Fire coral and fluorescent fish

Man and woman snorkle.
Man and woman snorkle.
Photo © Barb & Ron Kroll

Nonetheless, after a few hearty meals, we decide it's a good idea to join the 8 a.m. fitness classes. (Fortunately, they turn out to be gentle stretching exercises, rather than high-powered aerobics.) The daily water sports program also helps burn calories - painlessly, considering the allure of places like Norman Island.

Our Zodiac pilot brings us out and provides us with frozen lima beans to feed the fish. Clouds of yellow and black striped-sergeant majors and arm-long yellowtail snappers greedily gobble everything we offer.

We then swim to the caves, where treasure was reputedly once hidden. Today, their gems are emerald green coral, brilliant orange fire coral and chains of tiny fluorescent blue fish.

Preachers and pirates

That evening, everyone gathers for a "P" party. Crepe paper, crayons, popsicle sticks and other craft supplies are left in the library for us to construct costumes of anything beginning with the letter "P".

The creativity of our fellow passengers amazes us, as they appear dressed as preachers, pirates, postcards and pregnant. Us? We come as press and photographer, of course.

Drinking painkillers

An overnight sail brings us to Tortola, where we take a safari bus to Sage Mountain National Park. After hiking through the rainforest, examining tree ferns and purple orchids, we visit Pusser's Pub in Road Town.

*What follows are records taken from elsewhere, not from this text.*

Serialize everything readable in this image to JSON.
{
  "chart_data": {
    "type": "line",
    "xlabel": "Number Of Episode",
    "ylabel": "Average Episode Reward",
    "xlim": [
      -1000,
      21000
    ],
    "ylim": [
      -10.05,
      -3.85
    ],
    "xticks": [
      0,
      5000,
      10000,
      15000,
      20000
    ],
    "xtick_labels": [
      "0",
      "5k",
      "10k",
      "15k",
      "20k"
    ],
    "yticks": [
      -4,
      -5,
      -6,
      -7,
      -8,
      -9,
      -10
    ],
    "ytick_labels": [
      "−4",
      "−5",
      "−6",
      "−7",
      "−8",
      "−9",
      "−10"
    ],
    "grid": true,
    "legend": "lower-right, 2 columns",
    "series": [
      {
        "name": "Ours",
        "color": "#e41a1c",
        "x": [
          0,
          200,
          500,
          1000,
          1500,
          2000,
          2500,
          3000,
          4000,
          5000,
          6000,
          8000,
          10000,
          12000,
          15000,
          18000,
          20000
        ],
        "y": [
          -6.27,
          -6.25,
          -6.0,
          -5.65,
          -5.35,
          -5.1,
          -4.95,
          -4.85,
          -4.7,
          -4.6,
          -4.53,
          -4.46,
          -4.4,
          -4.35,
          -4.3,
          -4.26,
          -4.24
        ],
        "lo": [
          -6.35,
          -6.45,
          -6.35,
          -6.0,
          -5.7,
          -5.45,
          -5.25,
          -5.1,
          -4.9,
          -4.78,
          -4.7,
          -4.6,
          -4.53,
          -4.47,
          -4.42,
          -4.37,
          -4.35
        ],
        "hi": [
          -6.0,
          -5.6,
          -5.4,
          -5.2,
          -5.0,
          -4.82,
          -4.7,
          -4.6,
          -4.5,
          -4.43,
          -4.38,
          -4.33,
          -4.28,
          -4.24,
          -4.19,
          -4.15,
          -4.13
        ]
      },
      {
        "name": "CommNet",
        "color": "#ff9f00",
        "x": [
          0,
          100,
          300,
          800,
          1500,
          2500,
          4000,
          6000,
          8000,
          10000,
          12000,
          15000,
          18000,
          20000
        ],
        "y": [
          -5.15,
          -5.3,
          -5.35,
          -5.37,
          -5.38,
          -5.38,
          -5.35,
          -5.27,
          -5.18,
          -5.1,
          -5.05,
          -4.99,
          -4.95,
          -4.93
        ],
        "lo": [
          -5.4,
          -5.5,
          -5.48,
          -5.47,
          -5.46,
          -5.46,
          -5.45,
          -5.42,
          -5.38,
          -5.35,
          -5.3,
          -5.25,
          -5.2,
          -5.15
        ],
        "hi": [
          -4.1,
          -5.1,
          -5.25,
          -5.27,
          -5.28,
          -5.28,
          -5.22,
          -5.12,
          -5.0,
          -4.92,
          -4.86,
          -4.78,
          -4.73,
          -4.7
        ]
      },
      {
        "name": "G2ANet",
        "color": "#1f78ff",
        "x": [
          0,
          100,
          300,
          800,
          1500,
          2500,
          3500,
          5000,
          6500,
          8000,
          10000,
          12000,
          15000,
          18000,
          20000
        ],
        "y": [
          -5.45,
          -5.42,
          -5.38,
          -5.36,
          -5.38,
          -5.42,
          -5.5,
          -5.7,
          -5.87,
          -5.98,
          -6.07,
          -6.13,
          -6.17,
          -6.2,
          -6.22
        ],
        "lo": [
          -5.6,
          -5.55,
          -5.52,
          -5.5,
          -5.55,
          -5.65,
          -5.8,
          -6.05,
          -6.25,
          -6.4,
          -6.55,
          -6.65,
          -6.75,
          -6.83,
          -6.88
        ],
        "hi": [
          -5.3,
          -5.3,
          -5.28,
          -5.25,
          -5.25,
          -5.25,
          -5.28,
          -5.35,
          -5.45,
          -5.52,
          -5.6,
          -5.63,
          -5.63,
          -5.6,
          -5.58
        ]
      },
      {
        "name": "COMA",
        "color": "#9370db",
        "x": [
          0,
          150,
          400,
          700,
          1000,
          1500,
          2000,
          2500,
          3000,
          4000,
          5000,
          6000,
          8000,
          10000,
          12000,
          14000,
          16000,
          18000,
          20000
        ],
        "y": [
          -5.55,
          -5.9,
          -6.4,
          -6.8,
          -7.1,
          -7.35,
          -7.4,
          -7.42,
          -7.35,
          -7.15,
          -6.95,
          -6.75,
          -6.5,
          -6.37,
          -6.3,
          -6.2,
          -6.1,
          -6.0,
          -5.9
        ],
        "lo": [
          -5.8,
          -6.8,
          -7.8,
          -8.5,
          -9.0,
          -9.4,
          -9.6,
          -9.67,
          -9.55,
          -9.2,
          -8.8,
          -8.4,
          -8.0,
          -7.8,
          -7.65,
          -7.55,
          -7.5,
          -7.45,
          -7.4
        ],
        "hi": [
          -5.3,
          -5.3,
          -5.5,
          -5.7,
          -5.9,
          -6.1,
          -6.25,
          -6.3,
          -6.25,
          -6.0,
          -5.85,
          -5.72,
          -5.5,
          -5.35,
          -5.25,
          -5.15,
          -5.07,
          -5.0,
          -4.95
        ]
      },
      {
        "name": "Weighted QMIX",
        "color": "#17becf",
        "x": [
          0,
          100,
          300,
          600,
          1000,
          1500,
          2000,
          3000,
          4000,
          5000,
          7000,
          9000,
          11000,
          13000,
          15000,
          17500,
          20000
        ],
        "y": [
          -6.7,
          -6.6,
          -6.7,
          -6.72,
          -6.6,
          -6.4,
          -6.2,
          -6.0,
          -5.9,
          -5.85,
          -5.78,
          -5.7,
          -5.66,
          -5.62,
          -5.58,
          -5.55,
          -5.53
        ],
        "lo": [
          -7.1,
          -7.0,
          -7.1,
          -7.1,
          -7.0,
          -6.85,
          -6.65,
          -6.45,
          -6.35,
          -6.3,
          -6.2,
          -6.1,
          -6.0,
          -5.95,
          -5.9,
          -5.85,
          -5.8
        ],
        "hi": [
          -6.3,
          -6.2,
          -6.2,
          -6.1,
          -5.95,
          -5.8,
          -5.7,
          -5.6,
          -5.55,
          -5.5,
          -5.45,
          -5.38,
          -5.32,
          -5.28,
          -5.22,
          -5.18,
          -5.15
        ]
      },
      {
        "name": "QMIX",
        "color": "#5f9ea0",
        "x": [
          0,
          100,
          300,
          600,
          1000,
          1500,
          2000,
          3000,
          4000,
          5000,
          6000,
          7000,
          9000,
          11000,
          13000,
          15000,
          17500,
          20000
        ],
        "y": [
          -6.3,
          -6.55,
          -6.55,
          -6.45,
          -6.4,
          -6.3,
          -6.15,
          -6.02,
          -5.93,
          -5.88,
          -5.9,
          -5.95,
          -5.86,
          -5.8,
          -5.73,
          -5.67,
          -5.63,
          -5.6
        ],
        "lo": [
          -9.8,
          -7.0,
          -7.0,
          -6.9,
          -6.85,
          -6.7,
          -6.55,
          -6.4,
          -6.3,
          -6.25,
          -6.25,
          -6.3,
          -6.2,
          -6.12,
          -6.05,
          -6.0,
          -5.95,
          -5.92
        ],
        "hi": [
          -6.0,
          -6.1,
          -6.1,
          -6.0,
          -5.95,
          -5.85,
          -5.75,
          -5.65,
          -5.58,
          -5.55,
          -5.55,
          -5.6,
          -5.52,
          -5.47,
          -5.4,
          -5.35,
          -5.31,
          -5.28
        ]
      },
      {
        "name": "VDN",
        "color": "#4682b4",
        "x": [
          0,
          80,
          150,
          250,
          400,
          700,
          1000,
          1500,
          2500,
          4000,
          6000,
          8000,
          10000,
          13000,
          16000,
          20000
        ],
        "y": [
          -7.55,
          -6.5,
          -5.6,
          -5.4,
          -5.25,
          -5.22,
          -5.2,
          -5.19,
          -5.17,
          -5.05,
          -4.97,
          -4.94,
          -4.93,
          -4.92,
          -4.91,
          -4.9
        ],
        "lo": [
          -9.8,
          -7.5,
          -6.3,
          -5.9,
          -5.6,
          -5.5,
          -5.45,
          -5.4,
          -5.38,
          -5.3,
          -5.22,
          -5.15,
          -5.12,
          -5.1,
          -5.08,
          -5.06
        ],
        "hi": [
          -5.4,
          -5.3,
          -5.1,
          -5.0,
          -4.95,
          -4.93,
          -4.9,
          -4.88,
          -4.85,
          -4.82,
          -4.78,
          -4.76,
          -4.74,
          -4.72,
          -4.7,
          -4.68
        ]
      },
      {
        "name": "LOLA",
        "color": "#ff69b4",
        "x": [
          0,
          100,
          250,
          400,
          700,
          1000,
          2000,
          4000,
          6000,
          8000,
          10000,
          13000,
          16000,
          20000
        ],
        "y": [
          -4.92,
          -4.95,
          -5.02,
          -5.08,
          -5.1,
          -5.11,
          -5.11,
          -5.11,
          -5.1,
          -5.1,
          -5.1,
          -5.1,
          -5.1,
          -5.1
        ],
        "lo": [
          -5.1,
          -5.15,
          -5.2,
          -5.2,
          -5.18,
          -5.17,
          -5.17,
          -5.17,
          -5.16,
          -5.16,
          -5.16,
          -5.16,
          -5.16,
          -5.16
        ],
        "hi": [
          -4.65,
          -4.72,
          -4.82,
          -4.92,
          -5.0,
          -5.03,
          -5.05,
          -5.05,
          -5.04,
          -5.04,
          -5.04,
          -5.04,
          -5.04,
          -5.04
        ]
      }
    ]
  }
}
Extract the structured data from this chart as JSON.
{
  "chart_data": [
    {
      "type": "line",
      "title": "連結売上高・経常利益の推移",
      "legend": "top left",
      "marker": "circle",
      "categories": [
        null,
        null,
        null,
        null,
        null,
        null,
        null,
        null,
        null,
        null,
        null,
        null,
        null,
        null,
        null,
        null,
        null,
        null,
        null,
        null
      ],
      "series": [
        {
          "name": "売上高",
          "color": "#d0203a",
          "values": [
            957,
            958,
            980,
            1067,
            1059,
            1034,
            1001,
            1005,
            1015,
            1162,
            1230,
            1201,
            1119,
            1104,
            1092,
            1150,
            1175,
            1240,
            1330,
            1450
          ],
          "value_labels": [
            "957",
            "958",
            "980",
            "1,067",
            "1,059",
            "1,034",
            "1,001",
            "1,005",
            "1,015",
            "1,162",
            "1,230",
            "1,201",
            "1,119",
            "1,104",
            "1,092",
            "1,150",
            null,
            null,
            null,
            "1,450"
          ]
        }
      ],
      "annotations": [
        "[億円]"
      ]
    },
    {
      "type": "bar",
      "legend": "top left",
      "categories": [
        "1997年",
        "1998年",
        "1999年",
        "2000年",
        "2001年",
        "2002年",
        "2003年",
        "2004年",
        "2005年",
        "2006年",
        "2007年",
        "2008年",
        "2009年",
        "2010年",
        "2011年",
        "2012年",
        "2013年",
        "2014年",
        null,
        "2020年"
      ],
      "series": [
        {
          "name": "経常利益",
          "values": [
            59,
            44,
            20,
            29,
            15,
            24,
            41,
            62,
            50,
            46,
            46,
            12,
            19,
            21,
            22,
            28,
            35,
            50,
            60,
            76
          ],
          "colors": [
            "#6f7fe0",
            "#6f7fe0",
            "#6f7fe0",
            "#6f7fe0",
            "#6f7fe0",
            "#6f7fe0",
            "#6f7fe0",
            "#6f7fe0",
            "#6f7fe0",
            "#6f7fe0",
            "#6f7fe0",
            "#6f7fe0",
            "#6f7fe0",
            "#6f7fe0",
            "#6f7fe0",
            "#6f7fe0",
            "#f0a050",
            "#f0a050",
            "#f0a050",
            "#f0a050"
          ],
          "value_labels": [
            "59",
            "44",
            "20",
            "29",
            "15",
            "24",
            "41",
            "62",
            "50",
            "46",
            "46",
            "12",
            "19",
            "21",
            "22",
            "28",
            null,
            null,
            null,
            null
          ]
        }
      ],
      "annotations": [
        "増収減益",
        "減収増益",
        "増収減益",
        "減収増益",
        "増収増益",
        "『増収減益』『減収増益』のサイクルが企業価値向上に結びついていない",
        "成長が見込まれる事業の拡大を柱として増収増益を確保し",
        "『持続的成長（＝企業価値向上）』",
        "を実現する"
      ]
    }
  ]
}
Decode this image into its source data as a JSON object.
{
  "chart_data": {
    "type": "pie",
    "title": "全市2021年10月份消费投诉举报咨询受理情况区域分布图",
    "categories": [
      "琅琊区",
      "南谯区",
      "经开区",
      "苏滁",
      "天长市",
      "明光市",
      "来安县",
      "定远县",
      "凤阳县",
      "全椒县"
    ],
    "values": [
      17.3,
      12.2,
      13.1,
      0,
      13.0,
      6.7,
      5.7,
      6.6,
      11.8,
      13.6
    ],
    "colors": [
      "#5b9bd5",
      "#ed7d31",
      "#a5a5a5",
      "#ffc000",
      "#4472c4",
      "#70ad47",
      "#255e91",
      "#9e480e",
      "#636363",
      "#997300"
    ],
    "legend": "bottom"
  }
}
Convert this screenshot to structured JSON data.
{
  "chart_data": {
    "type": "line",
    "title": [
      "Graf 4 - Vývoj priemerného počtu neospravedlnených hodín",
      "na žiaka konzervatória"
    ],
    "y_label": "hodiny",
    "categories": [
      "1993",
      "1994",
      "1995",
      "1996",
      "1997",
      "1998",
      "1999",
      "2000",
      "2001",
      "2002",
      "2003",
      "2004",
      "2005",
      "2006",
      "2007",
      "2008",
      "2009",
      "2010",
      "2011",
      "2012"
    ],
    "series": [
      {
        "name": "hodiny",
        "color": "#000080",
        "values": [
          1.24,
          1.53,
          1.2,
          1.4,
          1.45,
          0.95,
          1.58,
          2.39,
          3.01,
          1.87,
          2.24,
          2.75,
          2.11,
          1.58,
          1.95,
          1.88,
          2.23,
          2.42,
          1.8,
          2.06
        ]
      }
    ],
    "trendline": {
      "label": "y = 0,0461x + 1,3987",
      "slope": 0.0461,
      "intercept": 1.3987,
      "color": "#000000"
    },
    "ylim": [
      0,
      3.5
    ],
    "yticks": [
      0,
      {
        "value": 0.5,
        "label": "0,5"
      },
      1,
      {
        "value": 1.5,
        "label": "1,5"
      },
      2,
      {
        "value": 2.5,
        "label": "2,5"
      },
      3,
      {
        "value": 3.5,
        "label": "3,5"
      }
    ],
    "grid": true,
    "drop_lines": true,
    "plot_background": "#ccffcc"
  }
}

Half the passengers are here, imbibing Pusser's Painkillers which come in three strengths, based on the rum content. (The 18-ounce libations probably accounted for the good number of people on the deck that night, dancing to the steel band brought on board for the evening.)

Building-size boulders

The following morning, we sail to lush Virgin Gorda, and the Baths, a beautiful beach strewn with house-size boulders, and a trail over whale-backed rocks, into grottoes with tiny secluded pools.

Back on board, the first-mate conducts a pre-Happy Hour navigation lesson. Finally, the names and purposes of all those jibs and mizzens make sense!

The captain invites us into the bridge and explains how he uses his charts and instruments. Although we're clipping along at about 17 knots, the ship is only slightly tilted. "We try to hold any heeling over to less than 12°, to keep the dishes on the dining room tables," he explains.

Singing sea shanties

Star Clipper at sunset.
Star Clipper at sunset.
Photo © Barb & Ron Kroll

After dinner, some passengers sing sea shanties by the white baby grand, in the piano bar, while we relax over a game of backgammon in the richly-paneled library.

In our final port-of-call, St. Bart's, we rent a Mini-Moke for a day of exploring the spectacular beaches and scenery. By dusk, we reach the lighthouse, overlooking the harbor, just in time to see the sun sinking behind the Star Clipper, silhouetting the ship against the gilded sea.

Capturing the trade winds

After the captain's dinner, we climb to the upper deck for a stroll. It's a dark, moonless night, but the stars are so bright, they make the inky black sea sparkle with diamonds. Above us, three acres (36,000 square feet) of sails reflect the starlight, as they capture the trade winds.

It's an indelibly romantic memory that, even today, transports us back more than a century to when the early mariners circled the globe in their clipper ships.